L’Emirat
de l’Adrar mauritanien.
Harîm,
compétition et protection dans une société tribale saharienne
Pierre
Bonte
Traduit par
Mohamed Ould Bouleiba.
Présentation de l’auteur :
Pierre
Bonte, Directeur de recherche émérite au CNRS, rattaché au laboratoire
d’anthropologie sociale du Collège de France à Prais, mène depuis les années
1960 des recherches sur les Touaregs du Niger et en Mauritanie. Il commence par
deux terrains, chez les Touaregs Kel Geres du Niger et les Maures de l'Adrâr
mauritanien, deux sociétés sahariennes et sahéliennes offrant plusieurs
perspectives de comparaison. L'étude des Touaregs Kel Geres a donné lieu à une
thèse de 3e cycle dirigée par André Leroi-Gourhan (1970), alors que les travaux
sur l'émirat maure de l'Adrâr ont fait l'objet d'un doctorat d'État, sous la
direction de Claude Tardits, puis Emmanuel Terray (1998). Il est l’auteur de
nombreuses publications sur la société saharienne et moderne (La montagne de fer, Karthala, 2001) et
d’ouvrages sur diverses questions intéressant le monde arabe et les sociétés
tribales : l’alliance de mariage, l’ordre filiatif, les figures de la
parenté et du politique, les rituels sacrificiels, la littérature orale, etc. :
il est aussi coéditeur du Dictionnaire de
l’ethnologie et de l’anthropologie traduit en plusieurs langues.
Présentation de l’ouvrage :
L’émirat de l’Adrar Pierre Bonte
Traduit par
Mohamed Ould Bouleiba.
Docteur ès lettres de l’université de la Sorbonne.
Présentation
de : Mohamed Ould Bouleiba.
Les éditions
Joussour viennent de traduire et de publier en arabe l’ouvrage de
l’anthropologue français Pierre Bonte intitulé L’émirat de l’Adrar (Mauritanie).

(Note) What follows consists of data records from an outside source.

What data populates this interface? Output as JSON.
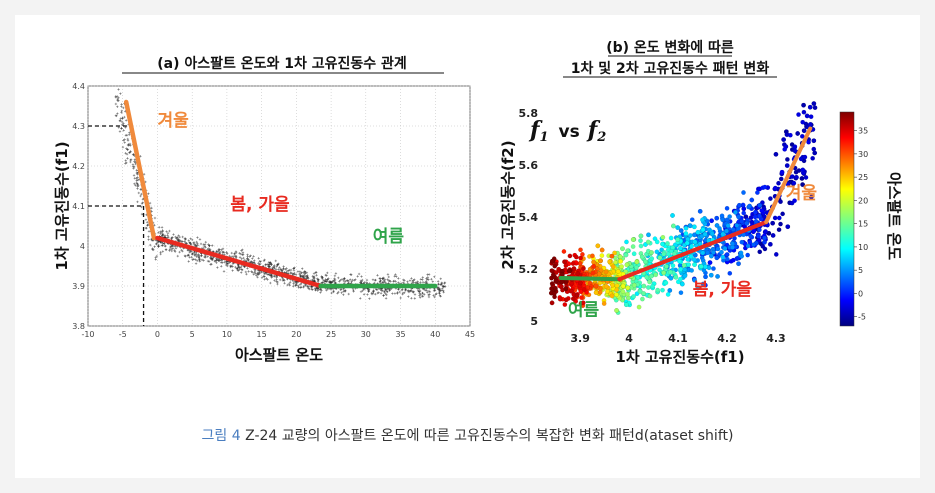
{
  "caption": {
    "figure_label": "그림 4",
    "text": "Z-24 교량의 아스팔트 온도에 따른 고유진동수의 복잡한 변화 패턴d(ataset shift)"
  },
  "colors": {
    "winter": "#f08a3c",
    "spring_fall": "#e82a20",
    "summer": "#2fa44a",
    "scatter_a": "#222222"
  },
  "chart_data": [
    {
      "type": "scatter",
      "title": "(a) 아스팔트 온도와 1차 고유진동수 관계",
      "xlabel": "아스팔트 온도",
      "ylabel": "1차 고유진동수(f1)",
      "xlim": [
        -10,
        45
      ],
      "ylim": [
        3.8,
        4.4
      ],
      "x_ticks": [
        -10,
        -5,
        0,
        5,
        10,
        15,
        20,
        25,
        30,
        35,
        40,
        45
      ],
      "y_ticks": [
        3.8,
        3.9,
        4,
        4.1,
        4.2,
        4.3,
        4.4
      ],
      "reference_lines": [
        {
          "y": 4.3,
          "x_end": -4
        },
        {
          "y": 4.1,
          "x_end": -2
        },
        {
          "x": -2,
          "y_end": 4.1
        }
      ],
      "segments": [
        {
          "name": "겨울",
          "color_key": "winter",
          "points": [
            [
              -4.5,
              4.36
            ],
            [
              -0.5,
              4.02
            ]
          ]
        },
        {
          "name": "봄, 가을",
          "color_key": "spring_fall",
          "points": [
            [
              0,
              4.02
            ],
            [
              23.5,
              3.9
            ]
          ]
        },
        {
          "name": "여름",
          "color_key": "summer",
          "points": [
            [
              23.5,
              3.9
            ],
            [
              40,
              3.9
            ]
          ]
        }
      ],
      "labels": [
        {
          "text": "겨울",
          "color_key": "winter",
          "x": 0,
          "y": 4.3
        },
        {
          "text": "봄, 가을",
          "color_key": "spring_fall",
          "x": 10.5,
          "y": 4.09
        },
        {
          "text": "여름",
          "color_key": "summer",
          "x": 31,
          "y": 4.01
        }
      ]
    },
    {
      "type": "scatter",
      "title_line1": "(b) 온도 변화에 따른",
      "title_line2": "1차 및 2차 고유진동수 패턴 변화",
      "annotation": {
        "f1": "f",
        "sub1": "1",
        "vs": "vs",
        "f2": "f",
        "sub2": "2"
      },
      "xlabel": "1차 고유진동수(f1)",
      "ylabel": "2차 고유진동수(f2)",
      "xlim": [
        3.82,
        4.39
      ],
      "ylim": [
        4.98,
        5.85
      ],
      "x_ticks": [
        3.9,
        4,
        4.1,
        4.2,
        4.3
      ],
      "y_ticks": [
        5,
        5.2,
        5.4,
        5.6,
        5.8
      ],
      "segments": [
        {
          "name": "여름",
          "color_key": "summer",
          "points": [
            [
              3.86,
              5.165
            ],
            [
              3.98,
              5.16
            ]
          ]
        },
        {
          "name": "봄, 가을",
          "color_key": "spring_fall",
          "points": [
            [
              3.98,
              5.16
            ],
            [
              4.28,
              5.38
            ]
          ]
        },
        {
          "name": "겨울",
          "color_key": "winter",
          "points": [
            [
              4.28,
              5.38
            ],
            [
              4.37,
              5.74
            ]
          ]
        }
      ],
      "labels": [
        {
          "text": "여름",
          "color_key": "summer",
          "x": 3.875,
          "y": 5.02
        },
        {
          "text": "봄, 가을",
          "color_key": "spring_fall",
          "x": 4.13,
          "y": 5.1
        },
        {
          "text": "겨울",
          "color_key": "winter",
          "x": 4.32,
          "y": 5.47
        }
      ],
      "colorbar": {
        "label": "아스팔트 온도",
        "ticks": [
          -5,
          0,
          5,
          10,
          15,
          20,
          25,
          30,
          35
        ],
        "range": [
          -7,
          39
        ]
      }
    }
  ]
}
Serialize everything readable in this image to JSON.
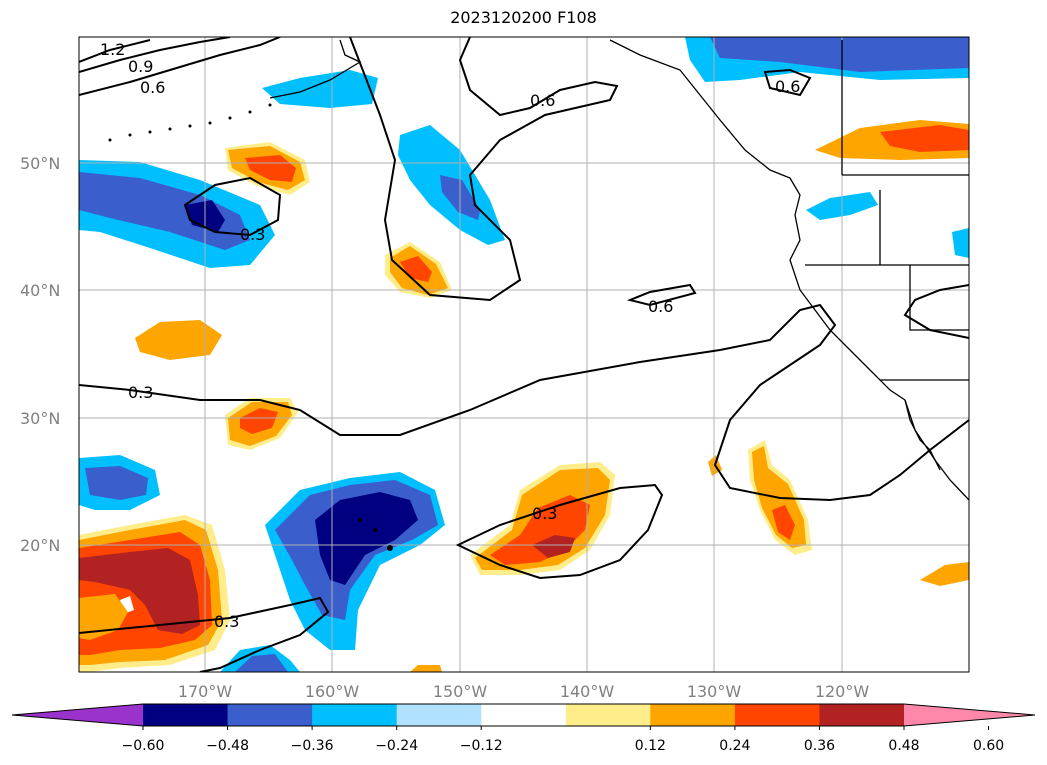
{
  "title": "2023120200 F108",
  "lat_labels": [
    "50°N",
    "40°N",
    "30°N",
    "20°N"
  ],
  "lon_labels": [
    "170°W",
    "160°W",
    "150°W",
    "140°W",
    "130°W",
    "120°W"
  ],
  "colorbar": {
    "tick_labels": [
      "−0.60",
      "−0.48",
      "−0.36",
      "−0.24",
      "−0.12",
      "0.12",
      "0.24",
      "0.36",
      "0.48",
      "0.60"
    ],
    "colors": [
      "#9933cc",
      "#000080",
      "#3a5fcd",
      "#00bfff",
      "#b0e2ff",
      "#ffffff",
      "#ffec8b",
      "#ffa500",
      "#ff4500",
      "#b22222",
      "#ff88aa"
    ]
  },
  "contour_labels": [
    "1.2",
    "0.9",
    "0.6",
    "0.6",
    "0.6",
    "0.6",
    "0.3",
    "0.3",
    "0.3",
    "0.3"
  ],
  "legend_colors": {
    "coastline": "#000000",
    "contour": "#000000",
    "grid": "#b0b0b0"
  }
}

Harîm, compétition et protection dans une société tribale saharienne.
Cette publication illustre le projet de la maison d’édition de permettre à un
public arabophone, académique et universitaire prioritairement, l’accès à des
travaux en français, peu accessibles au lecteur mauritanien, comme les récits
de voyageurs, ou qui ont fait date dans le développement des recherches en
sciences humaines et sociales en Mauritanie.
Les travaux de
Pierre Bonte sur la société mauritanienne baydhân
sont déjà connus du public mauritanien et une courte synthèse en a déjà été
présentée en français et en langue arabe, à l’initiative de la coopération
française. Le présent ouvrage, publié en français en 2008 reprend une partie de
sa thèse monumentale, qui date pour sa part de 1998, mettant ainsi à la
disposition des lecteurs une étude approfondie des conditions de formation et
de fonctionnement de la société baydhân
telle qu’elle se présente dans le cadre de l’émirat de l’Adrar, l’une des
institutions politiques originales qui se sont constituées au XVIIIe
siècle dans l’espace mauritanien actuel, constituant jusqu’à nos jours une des
provinces historiques et administratives de la Mauritanie contemporaine.
Cette étude
s’inscrit dans l’histoire en évoquant l’évolution de la société adraroise
depuis la formation de l’émirat et les conditions de celle-ci. La notable
absence de travaux historiques antérieurs sur cette région incitait l’auteur à
développer cette approche. Il ne s’agit pas cependant d’un travail classique
d’historien dans la mesure où la recherche s’appuie essentiellement sur la
riche tradition orale recueillie à l’occasion de multiples interviews depuis le
début des années 1970, près d’un millier ! D’autres travaux devront encore
être mobilisés pour compléter notre connaissance de cette histoire, en
particulier les documents écrits, historiques et surtout économiques et
juridiques, qui sommeillent dans les archives familiales. La seule tradition
orale fournit cependant une abondante documentation qui s’épuise avec la
transformation des modes de vie peu favorable à la transmission de la parole.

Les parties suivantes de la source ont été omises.